I considered putting together a top 20 predictions for the final four episodes of Game of Thrones, or perhaps a persuasive essay on why I think Sansa Stark should take the Iron Throne. I realized that would only resonate with roughly 18% of Friday Flash readers, so I cast that idea aside.
Next, I considered putting together an exhaustive history of Greenville’s hidden gem, the Zorba Lounge. While it’s a favorite for the Complete PR team, it’s also quite bittersweet, as a lunch trip to Zorba usually means we’re saying goodbye to a team member. In all honesty, I was quite afraid of what I might dig up there, so I nixed that idea as well.
I ended up on a topic that’s been heavy on my mind as of late, and I’m sure it can relate with some of you, too.
Let’s talk about hustle culture.
Like a majority of millennials, I’ve run a side hustle for the past few years. I’ve dedicated nearly all of my spare time outside of the office to volunteering, serving on nonprofit boards and trying to better myself professionally.

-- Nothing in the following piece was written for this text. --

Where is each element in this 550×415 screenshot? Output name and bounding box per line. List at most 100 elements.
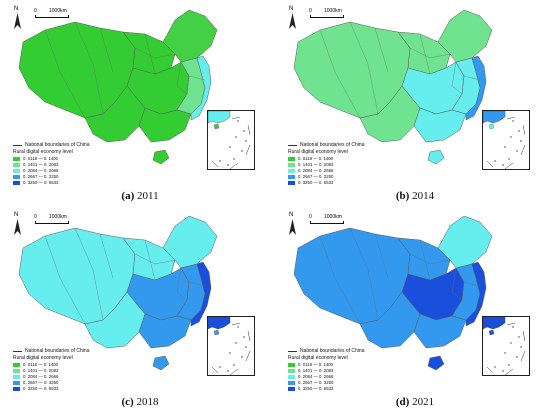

Don’t get me wrong, I’ve used my vacation dates. But even so, I realized I’ve barely given myself a break to catch a breath over the past few years, or to take time to spend on the important things in life, like family and my own well-being.
When I decided to give my notice at Complete PR, I had originally planned to stay for a few more weeks. I technically didn’t have any obligations until the end of May, so I naturally assumed I would work until the very last day I was free.

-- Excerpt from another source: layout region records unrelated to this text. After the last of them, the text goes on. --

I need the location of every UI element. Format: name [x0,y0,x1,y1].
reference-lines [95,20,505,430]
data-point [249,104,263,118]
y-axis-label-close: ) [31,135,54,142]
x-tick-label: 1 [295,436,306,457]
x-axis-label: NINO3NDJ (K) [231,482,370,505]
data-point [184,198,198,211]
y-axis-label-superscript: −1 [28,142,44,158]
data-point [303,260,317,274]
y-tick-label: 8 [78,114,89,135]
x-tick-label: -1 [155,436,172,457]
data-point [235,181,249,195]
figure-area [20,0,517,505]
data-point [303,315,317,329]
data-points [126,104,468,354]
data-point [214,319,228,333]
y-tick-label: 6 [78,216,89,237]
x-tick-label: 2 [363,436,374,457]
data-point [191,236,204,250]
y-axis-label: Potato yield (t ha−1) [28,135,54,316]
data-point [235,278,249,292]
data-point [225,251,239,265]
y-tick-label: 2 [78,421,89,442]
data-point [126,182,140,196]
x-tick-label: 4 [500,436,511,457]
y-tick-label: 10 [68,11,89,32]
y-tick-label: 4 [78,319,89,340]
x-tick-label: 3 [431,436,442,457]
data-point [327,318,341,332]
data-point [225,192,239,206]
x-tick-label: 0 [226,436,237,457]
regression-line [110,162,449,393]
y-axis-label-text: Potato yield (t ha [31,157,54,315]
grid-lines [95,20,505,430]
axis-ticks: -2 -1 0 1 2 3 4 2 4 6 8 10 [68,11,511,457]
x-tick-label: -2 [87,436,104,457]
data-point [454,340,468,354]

As I was planning out my dates and preparing when to leave, a little recurring, nagging thought kept coming back to me. The idea that I needed to work as much as I possibly could, as long as I possibly could was long engrained in me, but I couldn’t seem to silence that little voice that kept asking, “what about you?”
I think it’s okay for us to accept that not everything we do has to have a direct return on investment for our careers. It’s good to take time to do things for ourselves, and to not be “on” 24/7. Work/life balance is a good thing, and just because it’s becoming increasingly common to constantly be hustling, doesn’t mean it’s a healthy mindset.
After much internal back and forth, I decided that it was okay to give myself some time to myself, to reflect on the past few years and to prepare myself for what’s ahead.
The past four years at Complete PR have been a real treat. I am so grateful for all that I have learned and for all of the projects that I have had the opportunity to work on.
I’m not great with goodbyes, so I’ll conclude with the same message I used to write to friends in their middle school yearbooks:
Thanks for all the memories! I hope you kick ass this summer.